Enriched gene regulatory network of altered miRNAs and their targets with functional relationship to neuropsychiatric disorders. Overlapping target gene network affected by altered miRNAs were mapped. Representing hubs on the network were pathophysiological footprints of associated neuropsychiatric disorders. (p < 0.05, Fisher’s Exact Test).

Figure 8

Relating functional disorders with dysregulated miRNAs based on predicted target genes and their validation. (a) Affected canonical pathways mediated by deregulated miRNA network. Canonical biological pathways associated with genes that were predicted to be targets of significantly altered miRNAs in MDD-suicide subjects are shown (p < 0.05, Fisher’s Exact Test).

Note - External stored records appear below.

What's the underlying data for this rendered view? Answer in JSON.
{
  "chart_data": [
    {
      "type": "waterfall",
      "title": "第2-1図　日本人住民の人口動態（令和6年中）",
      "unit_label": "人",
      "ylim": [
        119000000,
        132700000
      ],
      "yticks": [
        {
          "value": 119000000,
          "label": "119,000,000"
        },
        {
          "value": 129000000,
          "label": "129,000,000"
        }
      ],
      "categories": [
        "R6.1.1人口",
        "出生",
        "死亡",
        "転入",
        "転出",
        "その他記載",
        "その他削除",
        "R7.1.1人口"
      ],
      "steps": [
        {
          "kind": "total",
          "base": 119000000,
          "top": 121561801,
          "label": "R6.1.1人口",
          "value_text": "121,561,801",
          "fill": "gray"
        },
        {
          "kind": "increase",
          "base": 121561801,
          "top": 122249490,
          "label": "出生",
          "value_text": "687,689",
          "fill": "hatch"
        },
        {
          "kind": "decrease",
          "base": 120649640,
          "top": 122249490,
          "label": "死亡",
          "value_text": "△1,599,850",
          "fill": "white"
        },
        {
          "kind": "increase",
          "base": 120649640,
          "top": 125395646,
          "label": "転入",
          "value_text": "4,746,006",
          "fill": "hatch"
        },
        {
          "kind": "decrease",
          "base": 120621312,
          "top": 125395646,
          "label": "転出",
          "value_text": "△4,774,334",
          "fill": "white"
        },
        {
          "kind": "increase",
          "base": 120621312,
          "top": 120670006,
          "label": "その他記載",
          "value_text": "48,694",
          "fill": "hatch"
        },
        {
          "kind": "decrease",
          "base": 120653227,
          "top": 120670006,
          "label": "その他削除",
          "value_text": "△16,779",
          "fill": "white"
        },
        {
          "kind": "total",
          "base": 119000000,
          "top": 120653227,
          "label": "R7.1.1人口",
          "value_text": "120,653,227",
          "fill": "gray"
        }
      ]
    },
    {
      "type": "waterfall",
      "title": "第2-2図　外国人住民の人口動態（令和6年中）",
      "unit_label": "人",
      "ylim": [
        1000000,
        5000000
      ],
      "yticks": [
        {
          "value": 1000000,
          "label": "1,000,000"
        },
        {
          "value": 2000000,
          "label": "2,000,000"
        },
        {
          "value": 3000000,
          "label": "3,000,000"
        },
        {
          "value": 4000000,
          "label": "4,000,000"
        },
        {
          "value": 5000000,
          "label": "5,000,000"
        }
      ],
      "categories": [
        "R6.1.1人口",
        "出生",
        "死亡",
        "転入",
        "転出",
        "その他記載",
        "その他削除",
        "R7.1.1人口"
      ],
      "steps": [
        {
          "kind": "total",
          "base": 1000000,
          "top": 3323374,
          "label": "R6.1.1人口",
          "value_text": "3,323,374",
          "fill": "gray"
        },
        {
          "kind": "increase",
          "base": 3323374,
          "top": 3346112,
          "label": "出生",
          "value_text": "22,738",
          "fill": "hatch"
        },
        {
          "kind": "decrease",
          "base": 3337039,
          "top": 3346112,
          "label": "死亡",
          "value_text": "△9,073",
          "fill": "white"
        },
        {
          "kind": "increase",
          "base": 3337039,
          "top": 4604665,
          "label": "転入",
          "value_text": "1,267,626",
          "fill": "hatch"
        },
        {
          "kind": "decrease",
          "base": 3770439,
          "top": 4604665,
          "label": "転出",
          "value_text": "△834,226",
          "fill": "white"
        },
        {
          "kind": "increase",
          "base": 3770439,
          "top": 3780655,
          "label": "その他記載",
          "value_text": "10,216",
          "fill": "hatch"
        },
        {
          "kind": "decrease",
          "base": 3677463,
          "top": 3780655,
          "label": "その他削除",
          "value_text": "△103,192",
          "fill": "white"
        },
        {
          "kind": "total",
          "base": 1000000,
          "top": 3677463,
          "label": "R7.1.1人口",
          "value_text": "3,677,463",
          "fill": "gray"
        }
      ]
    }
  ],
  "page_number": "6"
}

The ratio is calculated as the number of genes in a given pathway divided by the number of genes that make up the pathway. The p-value for a given process annotation is calculated by considering the number of focus genes that participate in that process and the total number of genes that are known to be associated with that process in the selected reference set. The more focus genes involved, the more likely the association is not due to a random chance. (b) Expression status of few selected genes identified as targets of altered miRNAs. Transcript levels of RELN, GSK-3β, MAOA, CHRM1, PLCB1 and GRIK1 were analyzed in locus coeruleus of MDD-suicide and healthy control subjects by qPCR using primers mentioned in the Methods section. GAPDH normalized relative expression level of RELN, GSK-3β, MAOA, CHRM1, PLCB1 and GRIK1 mRNA transcripts were analyzed in locus coeruleus of MDD-suicide as compared with the normal healthy control group. All data are the mean ± SEM (for RELN, GSK-3β and GRIK1, n = 10 in control and n = 9 in MDD-suicide group; for MAOA, n = 9/group). The level of significance was determined using independent-sample ‘t’ test. ‘*’ denotes significant difference between MDD-suicide and control groups (RELN p = 0.038; GSK-3β p = 0.009; MAOA p = 0.032; GRIK1 p = 0.046).